My heart aches and I feel like I die a little on the inside when I hear a pop song these days, a hair product commercial, or even the rare occasion that Barbie is chosen for a cartoon. I try to be very mindful of what our little girls are exposed to during this very impressionable period of their lives. This is just one reason do not have cable and try to limit screen time on You Tube and Netflix, etc. I cringe at how common media has chosen to advertise so strongly to children and how women are portrayed in modern media and pop culture.
Growing up, I had strong, independent women to look up to and model myself after and I attribute my personality and any success that I have partially to those women who helped shape and mold me in MY impressionable years.
I try to show my girls that being a mother takes sacrifice and that there are more important things to life than, what others think, and that it is more important for them to think for themselves yet compassionate and caring towards others. There is a fine balance in parenting and especially for mothers. This is my mission, and these are the conscious steps I take in that direction!
Conscious Decisions I Make:
1. Other than special occasions I don't wear makeup anymore. Partially for lack of time, which grew into a conscious decision for my daughters. They are beautiful as they are and I want to foster that feeling in them.

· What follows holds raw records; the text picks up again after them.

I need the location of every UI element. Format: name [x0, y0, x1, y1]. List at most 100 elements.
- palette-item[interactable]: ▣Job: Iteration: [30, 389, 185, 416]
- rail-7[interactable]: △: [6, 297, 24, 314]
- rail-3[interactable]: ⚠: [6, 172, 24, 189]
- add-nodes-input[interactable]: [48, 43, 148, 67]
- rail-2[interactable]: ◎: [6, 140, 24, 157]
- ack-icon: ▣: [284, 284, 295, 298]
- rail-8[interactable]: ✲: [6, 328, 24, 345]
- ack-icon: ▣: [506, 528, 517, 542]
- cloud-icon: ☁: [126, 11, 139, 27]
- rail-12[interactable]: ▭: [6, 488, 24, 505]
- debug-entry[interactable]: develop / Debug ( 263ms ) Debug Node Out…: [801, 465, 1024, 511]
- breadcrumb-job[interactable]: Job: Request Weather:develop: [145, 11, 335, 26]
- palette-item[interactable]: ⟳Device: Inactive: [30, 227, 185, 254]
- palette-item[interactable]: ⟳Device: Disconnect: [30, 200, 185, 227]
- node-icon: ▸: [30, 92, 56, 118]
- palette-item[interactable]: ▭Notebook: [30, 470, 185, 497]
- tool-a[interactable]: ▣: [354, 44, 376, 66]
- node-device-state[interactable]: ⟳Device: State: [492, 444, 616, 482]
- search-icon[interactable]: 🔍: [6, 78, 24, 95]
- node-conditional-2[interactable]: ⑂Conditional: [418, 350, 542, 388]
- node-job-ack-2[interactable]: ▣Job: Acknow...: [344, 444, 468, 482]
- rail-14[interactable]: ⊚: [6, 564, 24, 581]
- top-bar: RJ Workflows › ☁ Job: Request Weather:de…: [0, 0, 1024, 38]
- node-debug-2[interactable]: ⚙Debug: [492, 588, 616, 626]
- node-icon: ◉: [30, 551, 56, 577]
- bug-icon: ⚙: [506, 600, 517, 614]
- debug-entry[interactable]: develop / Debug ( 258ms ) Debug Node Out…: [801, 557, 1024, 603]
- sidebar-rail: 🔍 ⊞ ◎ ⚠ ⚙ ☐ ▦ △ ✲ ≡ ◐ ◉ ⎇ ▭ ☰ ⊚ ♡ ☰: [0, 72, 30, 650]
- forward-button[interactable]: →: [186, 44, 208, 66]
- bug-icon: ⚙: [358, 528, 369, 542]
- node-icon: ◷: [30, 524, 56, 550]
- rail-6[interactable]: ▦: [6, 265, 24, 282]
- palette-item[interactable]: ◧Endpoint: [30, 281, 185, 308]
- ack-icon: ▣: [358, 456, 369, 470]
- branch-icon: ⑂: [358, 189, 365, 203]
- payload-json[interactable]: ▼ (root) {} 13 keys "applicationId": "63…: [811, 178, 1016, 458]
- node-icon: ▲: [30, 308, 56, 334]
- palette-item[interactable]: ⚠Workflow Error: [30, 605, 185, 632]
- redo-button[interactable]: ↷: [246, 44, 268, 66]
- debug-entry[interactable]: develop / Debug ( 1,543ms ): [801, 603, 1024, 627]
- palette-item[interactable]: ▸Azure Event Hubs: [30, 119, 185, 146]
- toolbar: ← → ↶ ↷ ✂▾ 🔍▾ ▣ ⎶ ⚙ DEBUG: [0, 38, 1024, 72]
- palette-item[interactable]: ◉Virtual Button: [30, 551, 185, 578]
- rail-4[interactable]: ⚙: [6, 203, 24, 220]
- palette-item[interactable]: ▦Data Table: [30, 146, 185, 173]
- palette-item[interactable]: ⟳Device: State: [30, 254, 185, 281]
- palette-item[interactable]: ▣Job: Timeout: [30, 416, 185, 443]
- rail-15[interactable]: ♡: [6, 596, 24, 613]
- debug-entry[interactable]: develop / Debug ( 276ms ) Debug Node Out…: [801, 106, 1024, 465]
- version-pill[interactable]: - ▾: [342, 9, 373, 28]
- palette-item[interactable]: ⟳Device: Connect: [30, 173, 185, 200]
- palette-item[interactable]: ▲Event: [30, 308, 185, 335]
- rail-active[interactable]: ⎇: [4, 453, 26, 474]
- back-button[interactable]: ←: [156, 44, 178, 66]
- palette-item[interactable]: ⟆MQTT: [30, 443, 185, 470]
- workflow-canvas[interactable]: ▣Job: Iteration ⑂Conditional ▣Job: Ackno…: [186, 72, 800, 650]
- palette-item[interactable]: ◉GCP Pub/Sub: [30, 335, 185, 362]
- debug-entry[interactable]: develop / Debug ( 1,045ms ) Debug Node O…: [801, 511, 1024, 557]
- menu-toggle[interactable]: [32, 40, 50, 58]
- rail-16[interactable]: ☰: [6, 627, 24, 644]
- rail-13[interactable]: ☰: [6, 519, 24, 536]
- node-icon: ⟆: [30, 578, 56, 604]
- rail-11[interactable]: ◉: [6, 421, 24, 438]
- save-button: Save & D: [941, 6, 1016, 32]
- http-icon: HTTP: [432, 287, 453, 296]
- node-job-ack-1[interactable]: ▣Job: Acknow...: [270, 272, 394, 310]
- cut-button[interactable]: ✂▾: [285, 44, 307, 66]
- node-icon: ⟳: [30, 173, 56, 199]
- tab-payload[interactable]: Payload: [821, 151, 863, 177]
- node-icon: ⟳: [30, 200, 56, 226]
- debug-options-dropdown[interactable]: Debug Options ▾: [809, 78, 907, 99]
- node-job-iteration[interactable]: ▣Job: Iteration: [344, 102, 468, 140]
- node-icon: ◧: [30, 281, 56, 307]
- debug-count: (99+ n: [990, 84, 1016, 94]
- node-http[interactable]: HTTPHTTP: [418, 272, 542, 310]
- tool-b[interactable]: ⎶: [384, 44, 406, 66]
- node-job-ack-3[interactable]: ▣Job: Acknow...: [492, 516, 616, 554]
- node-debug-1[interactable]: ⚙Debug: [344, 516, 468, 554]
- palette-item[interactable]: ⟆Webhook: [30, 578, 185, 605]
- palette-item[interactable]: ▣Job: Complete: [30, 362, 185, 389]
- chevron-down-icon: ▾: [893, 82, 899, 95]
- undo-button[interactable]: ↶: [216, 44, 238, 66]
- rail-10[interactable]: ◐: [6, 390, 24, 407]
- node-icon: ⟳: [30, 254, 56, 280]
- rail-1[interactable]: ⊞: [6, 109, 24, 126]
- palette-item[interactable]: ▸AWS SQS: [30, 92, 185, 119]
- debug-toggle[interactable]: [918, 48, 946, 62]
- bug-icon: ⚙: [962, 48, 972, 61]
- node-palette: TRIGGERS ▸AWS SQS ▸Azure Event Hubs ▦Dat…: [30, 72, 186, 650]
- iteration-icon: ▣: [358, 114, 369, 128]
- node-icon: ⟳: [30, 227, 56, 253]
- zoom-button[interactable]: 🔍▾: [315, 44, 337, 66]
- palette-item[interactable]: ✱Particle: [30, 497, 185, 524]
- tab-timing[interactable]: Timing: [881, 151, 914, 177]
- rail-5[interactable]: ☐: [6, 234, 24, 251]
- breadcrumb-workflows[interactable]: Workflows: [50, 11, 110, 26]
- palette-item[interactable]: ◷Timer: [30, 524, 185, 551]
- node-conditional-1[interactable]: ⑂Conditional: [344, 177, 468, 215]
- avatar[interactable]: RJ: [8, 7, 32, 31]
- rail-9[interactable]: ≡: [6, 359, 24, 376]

2. I don't "work out". I am physically active and enjoy plenty of exercise but I am not a slave to the gym or a chiseled body. I would call my body, that of a mother that has grown and nurtured two children. My favorite activities are intense dance parties in our living room, semi-regular walks with other mothers (walking, and talking and great discussion ALWAYS!)
3. I rarely shave anymore. If you find that gross, ask yourself why you find it gross. Really! It stems from some ideals you have about women and shaving or past experiences. In a recent discussion with my 3 year old she tried to tell me that I did not have hair on my legs. I assured her that I did and that it is just different and not the same as hair on our heads.

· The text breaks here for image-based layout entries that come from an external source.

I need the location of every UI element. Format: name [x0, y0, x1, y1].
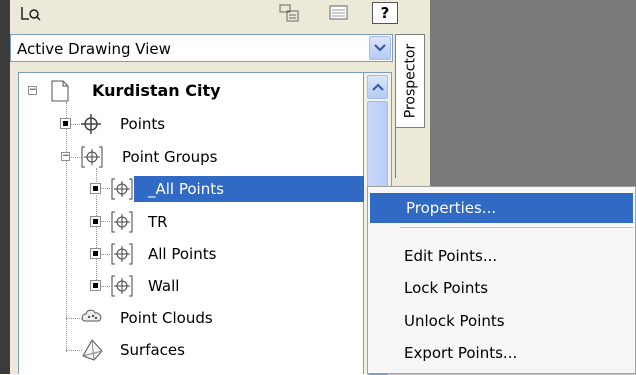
item-view-icon[interactable] — [326, 2, 352, 24]
tree-item-points[interactable]: Points — [58, 109, 358, 139]
tree-item-label: Wall — [148, 277, 180, 295]
tree-item-label: TR — [148, 213, 168, 231]
zoom-window-icon[interactable] — [18, 2, 44, 24]
tree-item-point-clouds[interactable]: Point Clouds — [58, 303, 358, 333]
menu-item-label: Lock Points — [404, 279, 489, 297]
points-toggle-icon[interactable] — [60, 118, 71, 129]
menu-item-label: Unlock Points — [404, 312, 505, 330]
view-dropdown-value: Active Drawing View — [17, 40, 171, 58]
tree-item-group[interactable]: Wall — [88, 271, 364, 301]
tree-item-group[interactable]: _All Points — [88, 174, 364, 204]
surface-icon — [82, 339, 103, 361]
tree-item-label: Points — [120, 115, 166, 133]
collapse-icon[interactable]: − — [28, 86, 37, 95]
point-group-icon — [111, 211, 133, 233]
tree-item-group[interactable]: All Points — [88, 239, 364, 269]
help-label: ? — [380, 4, 390, 22]
menu-separator — [400, 227, 633, 228]
tab-prospector-label: Prospector — [402, 43, 419, 119]
point-group-icon — [111, 178, 133, 200]
tree-item-label: Surfaces — [120, 341, 185, 359]
point-group-icon — [81, 146, 103, 168]
group-toggle-icon[interactable] — [90, 216, 101, 227]
point-cloud-icon — [81, 309, 102, 322]
tree-item-label: Point Clouds — [120, 309, 213, 327]
menu-item-export-points[interactable]: Export Points... — [368, 338, 635, 368]
view-dropdown[interactable]: Active Drawing View — [10, 34, 393, 62]
point-group-icon — [111, 243, 133, 265]
tree-item-label: _All Points — [148, 180, 224, 198]
tree-item-group[interactable]: TR — [88, 207, 364, 237]
tree-item-label: Kurdistan City — [92, 81, 221, 100]
menu-item-edit-points[interactable]: Edit Points... — [368, 241, 635, 271]
tree-item-point-groups[interactable]: − Point Groups — [58, 142, 358, 172]
tree-item-label: All Points — [148, 245, 217, 263]
menu-item-label: Edit Points... — [404, 247, 498, 265]
menu-item-lock-points[interactable]: Lock Points — [368, 273, 635, 303]
toolbar: ? — [10, 0, 420, 32]
help-button[interactable]: ? — [372, 2, 398, 24]
preview-icon[interactable] — [276, 2, 302, 24]
menu-item-label: Export Points... — [404, 344, 518, 362]
group-toggle-icon[interactable] — [90, 280, 101, 291]
menu-item-unlock-points[interactable]: Unlock Points — [368, 306, 635, 336]
window-frame-left — [0, 0, 10, 374]
point-group-icon — [111, 275, 133, 297]
menu-item-properties[interactable]: Properties... — [370, 193, 633, 223]
collapse-icon[interactable]: − — [61, 152, 70, 161]
menu-item-label: Properties... — [406, 199, 497, 217]
group-toggle-icon[interactable] — [90, 183, 101, 194]
group-toggle-icon[interactable] — [90, 248, 101, 259]
point-icon — [81, 114, 101, 134]
scroll-up-icon[interactable] — [367, 75, 388, 99]
tree-item-label: Point Groups — [122, 148, 218, 166]
chevron-down-icon[interactable] — [369, 36, 391, 60]
tab-prospector[interactable]: Prospector — [395, 34, 425, 128]
tab-strip — [395, 128, 425, 178]
tree-item-root[interactable]: − Kurdistan City — [28, 76, 358, 106]
tree-item-surfaces[interactable]: Surfaces — [58, 335, 358, 365]
drawing-icon — [51, 80, 69, 102]
drawing-area-background — [430, 0, 636, 190]
context-menu: Properties... Edit Points... Lock Points… — [367, 186, 636, 374]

4. I try to practice active listening and good communication. Children have strong and often scary emotions and it is important to listen and affirm their feelings and then help them to cope and deal with feelings, emotions, and experiences. Ongoing process but effective communication is tough to teach and is definitely something to be modeled!
5. I practice patience. This is the toughest one of all but I try to always think before I speak and try to not speak or act out of anger or frustration. I also try consciously to avoid the word "NO".
Kids tend to get pushed around and I try my best to use the words "NO" sparingly. I definitely use the word for basic communication and in quick-response safety scenarios for an immediate response.
I also tend to explain more than anything when possible.
I also have learned to be a master of diversions and divert at times when lengthy explanations aren't worth it!
What are your parenting tips and tricks? What is your favorite method to divert a negative situation? Do your filter your children's influences? If so how do you do it?